Alphabet Nears Nvidia as World’s Most Valuable Company on AI Rally
Alphabet came within $120 billion of Nvidia after a 22% revenue jump, a 63% surge in cloud sales and a nearly $462 billion backlog.

Alphabet stood on the brink of reclaiming the top spot among global companies on Tuesday, closing in on Nvidia by a margin that had narrowed to about $120 billion as investors kept piling into artificial intelligence winners.
Nvidia’s market value was about $4.79 trillion, while Alphabet’s stood near $4.67 trillion, a gap that was small enough to turn a market-cap race into a referendum on where the next phase of the AI boom will pay off. If Alphabet passes Nvidia, it would be back at No. 1 for the first time since February 2016, when Apple retook the crown.
The surge has been powered by Alphabet’s latest earnings and by a deeper shift in investor preference. Money is no longer chasing only the firms that sell the shovels for the AI rush, such as advanced chips; it is also moving toward the companies with cloud infrastructure, distribution and software platforms that can turn AI demand into recurring revenue. Stephanie Link of Hightower Advisors said the move reflected hyperscaler capital spending and clearer signs of monetization, especially for Alphabet, compared with the broader AI supply chain that includes data centers, power and grid capacity.

Alphabet’s April 29 first-quarter results gave that argument fresh fuel. Revenue rose 22% from a year earlier to $109.9 billion, while net income jumped 81% to $62.6 billion. Google Cloud was the standout: revenue climbed 63% to more than $20 billion for the first time, and the cloud backlog nearly doubled from the prior quarter to about $462 billion.
Sundar Pichai said enterprise AI solutions had become Google Cloud’s primary growth driver for the first time, and Alphabet said revenue from products built on its generative AI models grew nearly 800% from a year earlier. The company also raised its 2026 capital-expenditure outlook to as much as $190 billion, signaling that it intends to keep spending heavily on the infrastructure that supports AI services.

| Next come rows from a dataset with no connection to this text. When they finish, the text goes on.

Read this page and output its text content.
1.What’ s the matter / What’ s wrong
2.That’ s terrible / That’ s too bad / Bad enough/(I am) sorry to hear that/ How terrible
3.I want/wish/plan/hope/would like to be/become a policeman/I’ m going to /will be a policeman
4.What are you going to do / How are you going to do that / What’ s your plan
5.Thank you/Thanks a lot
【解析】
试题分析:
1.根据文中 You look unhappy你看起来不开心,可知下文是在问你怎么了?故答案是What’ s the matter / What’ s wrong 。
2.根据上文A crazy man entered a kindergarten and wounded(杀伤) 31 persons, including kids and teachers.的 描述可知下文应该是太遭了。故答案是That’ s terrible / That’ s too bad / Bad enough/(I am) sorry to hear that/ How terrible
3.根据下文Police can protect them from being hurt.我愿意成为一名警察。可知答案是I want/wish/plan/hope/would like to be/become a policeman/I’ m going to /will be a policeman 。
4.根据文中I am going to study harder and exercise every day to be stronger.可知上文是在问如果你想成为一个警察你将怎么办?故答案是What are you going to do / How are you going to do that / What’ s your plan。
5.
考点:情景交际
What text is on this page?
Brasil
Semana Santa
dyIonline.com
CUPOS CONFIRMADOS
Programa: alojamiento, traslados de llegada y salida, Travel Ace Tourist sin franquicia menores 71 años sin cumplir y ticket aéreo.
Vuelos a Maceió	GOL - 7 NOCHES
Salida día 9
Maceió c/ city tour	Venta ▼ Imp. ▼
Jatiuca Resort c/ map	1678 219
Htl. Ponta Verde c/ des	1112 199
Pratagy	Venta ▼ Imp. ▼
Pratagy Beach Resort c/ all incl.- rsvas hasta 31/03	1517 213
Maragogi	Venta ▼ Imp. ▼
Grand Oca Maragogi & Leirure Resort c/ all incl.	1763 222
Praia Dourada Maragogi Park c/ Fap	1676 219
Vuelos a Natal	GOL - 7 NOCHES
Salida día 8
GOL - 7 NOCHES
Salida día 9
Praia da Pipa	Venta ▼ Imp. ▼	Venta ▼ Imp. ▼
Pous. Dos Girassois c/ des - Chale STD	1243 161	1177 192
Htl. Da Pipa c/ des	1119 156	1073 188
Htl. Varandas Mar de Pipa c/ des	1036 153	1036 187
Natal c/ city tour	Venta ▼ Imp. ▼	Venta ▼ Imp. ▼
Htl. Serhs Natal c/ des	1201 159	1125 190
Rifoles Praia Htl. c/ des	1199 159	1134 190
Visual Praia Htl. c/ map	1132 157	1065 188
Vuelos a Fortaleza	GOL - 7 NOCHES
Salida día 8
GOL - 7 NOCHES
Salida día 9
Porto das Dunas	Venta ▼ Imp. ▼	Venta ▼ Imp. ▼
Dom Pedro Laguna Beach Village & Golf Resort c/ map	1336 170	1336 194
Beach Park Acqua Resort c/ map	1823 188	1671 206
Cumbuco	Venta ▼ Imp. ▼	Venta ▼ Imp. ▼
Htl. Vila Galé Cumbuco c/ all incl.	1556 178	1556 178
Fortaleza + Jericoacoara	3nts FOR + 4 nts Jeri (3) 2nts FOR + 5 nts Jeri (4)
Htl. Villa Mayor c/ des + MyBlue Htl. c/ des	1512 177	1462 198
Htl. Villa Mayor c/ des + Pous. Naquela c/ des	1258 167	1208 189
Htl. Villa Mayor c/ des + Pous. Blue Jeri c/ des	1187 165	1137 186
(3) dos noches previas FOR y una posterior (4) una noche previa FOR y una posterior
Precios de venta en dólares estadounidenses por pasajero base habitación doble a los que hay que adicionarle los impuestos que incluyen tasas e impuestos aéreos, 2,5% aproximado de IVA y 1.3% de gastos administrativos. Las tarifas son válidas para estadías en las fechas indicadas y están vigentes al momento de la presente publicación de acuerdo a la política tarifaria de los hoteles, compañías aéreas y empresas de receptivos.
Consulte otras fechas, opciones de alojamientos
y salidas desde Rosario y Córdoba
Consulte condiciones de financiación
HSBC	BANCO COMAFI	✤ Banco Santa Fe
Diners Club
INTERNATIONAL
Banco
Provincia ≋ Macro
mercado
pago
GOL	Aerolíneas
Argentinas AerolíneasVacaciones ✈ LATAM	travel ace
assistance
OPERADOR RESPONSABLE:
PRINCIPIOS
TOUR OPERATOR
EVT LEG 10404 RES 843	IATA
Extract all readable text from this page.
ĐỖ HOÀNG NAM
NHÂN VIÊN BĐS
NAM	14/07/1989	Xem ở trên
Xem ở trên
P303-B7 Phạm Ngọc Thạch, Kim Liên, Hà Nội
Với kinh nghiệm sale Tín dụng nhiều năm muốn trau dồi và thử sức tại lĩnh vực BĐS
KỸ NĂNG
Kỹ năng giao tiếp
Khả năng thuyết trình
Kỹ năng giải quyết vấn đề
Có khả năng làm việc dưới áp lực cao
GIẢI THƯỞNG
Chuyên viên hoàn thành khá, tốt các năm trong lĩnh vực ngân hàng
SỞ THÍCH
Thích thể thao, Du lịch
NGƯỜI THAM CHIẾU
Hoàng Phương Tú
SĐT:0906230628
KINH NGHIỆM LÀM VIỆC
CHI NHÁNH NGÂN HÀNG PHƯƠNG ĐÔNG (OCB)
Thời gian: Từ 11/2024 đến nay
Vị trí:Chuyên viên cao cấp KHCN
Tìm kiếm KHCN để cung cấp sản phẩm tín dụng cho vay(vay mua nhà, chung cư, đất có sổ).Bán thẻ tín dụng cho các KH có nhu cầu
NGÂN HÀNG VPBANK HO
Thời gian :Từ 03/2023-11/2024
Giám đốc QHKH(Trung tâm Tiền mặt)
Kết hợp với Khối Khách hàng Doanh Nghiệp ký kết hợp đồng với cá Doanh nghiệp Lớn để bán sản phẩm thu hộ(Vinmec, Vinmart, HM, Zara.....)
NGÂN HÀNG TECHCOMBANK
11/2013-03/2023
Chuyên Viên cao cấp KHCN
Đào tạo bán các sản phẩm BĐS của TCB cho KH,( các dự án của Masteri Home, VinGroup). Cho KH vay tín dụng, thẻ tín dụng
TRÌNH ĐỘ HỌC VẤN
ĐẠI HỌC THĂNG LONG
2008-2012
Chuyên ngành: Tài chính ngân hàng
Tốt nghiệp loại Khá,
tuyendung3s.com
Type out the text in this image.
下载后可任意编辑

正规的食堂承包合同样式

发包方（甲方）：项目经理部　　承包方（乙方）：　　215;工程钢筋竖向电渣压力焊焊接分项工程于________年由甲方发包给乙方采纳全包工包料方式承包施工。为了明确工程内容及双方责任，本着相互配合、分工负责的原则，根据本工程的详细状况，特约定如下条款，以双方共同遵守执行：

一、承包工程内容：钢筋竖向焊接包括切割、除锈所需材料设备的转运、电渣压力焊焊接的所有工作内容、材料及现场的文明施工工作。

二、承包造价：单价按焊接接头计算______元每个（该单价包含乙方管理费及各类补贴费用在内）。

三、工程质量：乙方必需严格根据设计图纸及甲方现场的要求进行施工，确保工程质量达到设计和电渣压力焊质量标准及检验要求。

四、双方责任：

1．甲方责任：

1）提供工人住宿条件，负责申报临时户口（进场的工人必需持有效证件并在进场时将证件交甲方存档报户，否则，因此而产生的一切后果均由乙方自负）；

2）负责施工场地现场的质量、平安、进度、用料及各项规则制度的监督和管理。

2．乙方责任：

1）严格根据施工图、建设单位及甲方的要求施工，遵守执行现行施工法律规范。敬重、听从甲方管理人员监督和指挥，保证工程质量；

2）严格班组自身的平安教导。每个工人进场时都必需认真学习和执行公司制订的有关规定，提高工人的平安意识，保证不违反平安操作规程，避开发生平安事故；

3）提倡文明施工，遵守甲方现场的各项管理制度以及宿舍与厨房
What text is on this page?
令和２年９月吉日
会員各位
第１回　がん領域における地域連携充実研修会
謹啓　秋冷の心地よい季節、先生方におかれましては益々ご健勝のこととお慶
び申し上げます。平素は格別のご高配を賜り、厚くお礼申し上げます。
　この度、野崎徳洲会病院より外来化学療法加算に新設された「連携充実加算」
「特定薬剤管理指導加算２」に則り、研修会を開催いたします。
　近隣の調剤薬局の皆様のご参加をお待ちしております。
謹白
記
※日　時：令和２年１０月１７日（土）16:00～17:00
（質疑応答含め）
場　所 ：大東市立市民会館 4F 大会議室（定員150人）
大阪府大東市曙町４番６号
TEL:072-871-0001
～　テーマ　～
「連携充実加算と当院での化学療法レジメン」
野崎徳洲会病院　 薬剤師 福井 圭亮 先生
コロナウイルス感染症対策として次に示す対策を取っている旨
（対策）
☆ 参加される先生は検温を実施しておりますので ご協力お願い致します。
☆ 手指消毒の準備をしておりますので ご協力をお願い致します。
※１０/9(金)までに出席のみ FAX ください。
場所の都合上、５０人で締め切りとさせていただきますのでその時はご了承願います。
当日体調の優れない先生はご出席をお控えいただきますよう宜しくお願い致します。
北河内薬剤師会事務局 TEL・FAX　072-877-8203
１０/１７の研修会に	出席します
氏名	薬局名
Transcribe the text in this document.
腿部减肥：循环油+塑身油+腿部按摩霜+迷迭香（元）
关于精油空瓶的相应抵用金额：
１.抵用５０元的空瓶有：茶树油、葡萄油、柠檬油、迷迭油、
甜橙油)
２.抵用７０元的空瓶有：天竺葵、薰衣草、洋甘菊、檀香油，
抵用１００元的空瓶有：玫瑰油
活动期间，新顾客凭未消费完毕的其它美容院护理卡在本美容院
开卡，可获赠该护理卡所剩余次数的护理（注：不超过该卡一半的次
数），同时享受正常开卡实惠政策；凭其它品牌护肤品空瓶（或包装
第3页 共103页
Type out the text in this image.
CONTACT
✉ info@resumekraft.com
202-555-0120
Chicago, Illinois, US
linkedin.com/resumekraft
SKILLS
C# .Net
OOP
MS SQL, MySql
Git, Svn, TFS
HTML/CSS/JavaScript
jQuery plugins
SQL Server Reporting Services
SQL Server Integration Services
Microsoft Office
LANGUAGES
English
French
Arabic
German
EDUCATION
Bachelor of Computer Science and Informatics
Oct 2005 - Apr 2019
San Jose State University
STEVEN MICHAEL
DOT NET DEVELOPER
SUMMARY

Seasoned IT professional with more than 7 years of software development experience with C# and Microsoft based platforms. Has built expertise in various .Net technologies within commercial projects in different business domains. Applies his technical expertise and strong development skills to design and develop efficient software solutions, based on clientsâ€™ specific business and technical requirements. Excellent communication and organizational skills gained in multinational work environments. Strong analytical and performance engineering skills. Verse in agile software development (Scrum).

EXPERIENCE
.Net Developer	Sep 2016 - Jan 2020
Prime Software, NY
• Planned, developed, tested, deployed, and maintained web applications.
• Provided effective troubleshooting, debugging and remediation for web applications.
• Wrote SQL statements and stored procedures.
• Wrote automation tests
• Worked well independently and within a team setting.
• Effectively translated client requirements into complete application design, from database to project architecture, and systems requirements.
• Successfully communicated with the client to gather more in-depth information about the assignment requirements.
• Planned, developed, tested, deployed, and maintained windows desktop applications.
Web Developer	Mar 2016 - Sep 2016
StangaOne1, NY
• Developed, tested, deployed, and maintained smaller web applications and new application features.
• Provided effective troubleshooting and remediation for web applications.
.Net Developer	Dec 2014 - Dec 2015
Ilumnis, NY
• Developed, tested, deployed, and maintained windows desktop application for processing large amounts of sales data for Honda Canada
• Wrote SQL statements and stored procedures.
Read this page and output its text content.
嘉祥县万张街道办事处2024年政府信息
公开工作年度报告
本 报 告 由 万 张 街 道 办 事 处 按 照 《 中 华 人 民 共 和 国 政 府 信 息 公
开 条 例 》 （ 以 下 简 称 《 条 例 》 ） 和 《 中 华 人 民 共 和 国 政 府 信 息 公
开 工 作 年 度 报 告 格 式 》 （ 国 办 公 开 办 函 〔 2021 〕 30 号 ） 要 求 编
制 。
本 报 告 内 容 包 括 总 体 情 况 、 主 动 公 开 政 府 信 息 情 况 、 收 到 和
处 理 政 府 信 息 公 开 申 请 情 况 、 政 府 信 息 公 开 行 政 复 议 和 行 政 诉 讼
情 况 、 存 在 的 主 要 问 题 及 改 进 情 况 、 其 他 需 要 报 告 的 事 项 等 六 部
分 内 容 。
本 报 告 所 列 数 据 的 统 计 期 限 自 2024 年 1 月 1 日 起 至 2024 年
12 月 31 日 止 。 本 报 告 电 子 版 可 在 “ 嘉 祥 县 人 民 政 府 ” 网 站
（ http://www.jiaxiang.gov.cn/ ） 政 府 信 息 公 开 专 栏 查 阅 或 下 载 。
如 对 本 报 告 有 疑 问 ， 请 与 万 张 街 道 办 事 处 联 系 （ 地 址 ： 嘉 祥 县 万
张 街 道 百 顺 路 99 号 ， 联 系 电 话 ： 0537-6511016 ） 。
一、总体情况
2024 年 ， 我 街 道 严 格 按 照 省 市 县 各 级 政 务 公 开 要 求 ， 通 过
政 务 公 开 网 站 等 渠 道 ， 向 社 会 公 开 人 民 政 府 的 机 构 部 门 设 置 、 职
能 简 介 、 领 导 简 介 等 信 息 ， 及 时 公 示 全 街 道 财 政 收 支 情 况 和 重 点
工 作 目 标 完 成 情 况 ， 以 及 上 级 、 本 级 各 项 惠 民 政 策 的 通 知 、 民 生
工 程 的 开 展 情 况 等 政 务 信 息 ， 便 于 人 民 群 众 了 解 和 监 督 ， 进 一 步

That combination of growth, scale and spending has made Alphabet look less like a latecomer in the AI race and more like a central beneficiary of it. Nvidia remains the dominant hardware supplier, but Alphabet is increasingly being valued as a platform company with several ways to profit from AI, including search, cloud, Gemini-powered products and custom silicon. For investors, the race at the top now says as much about monetization as it does about technology.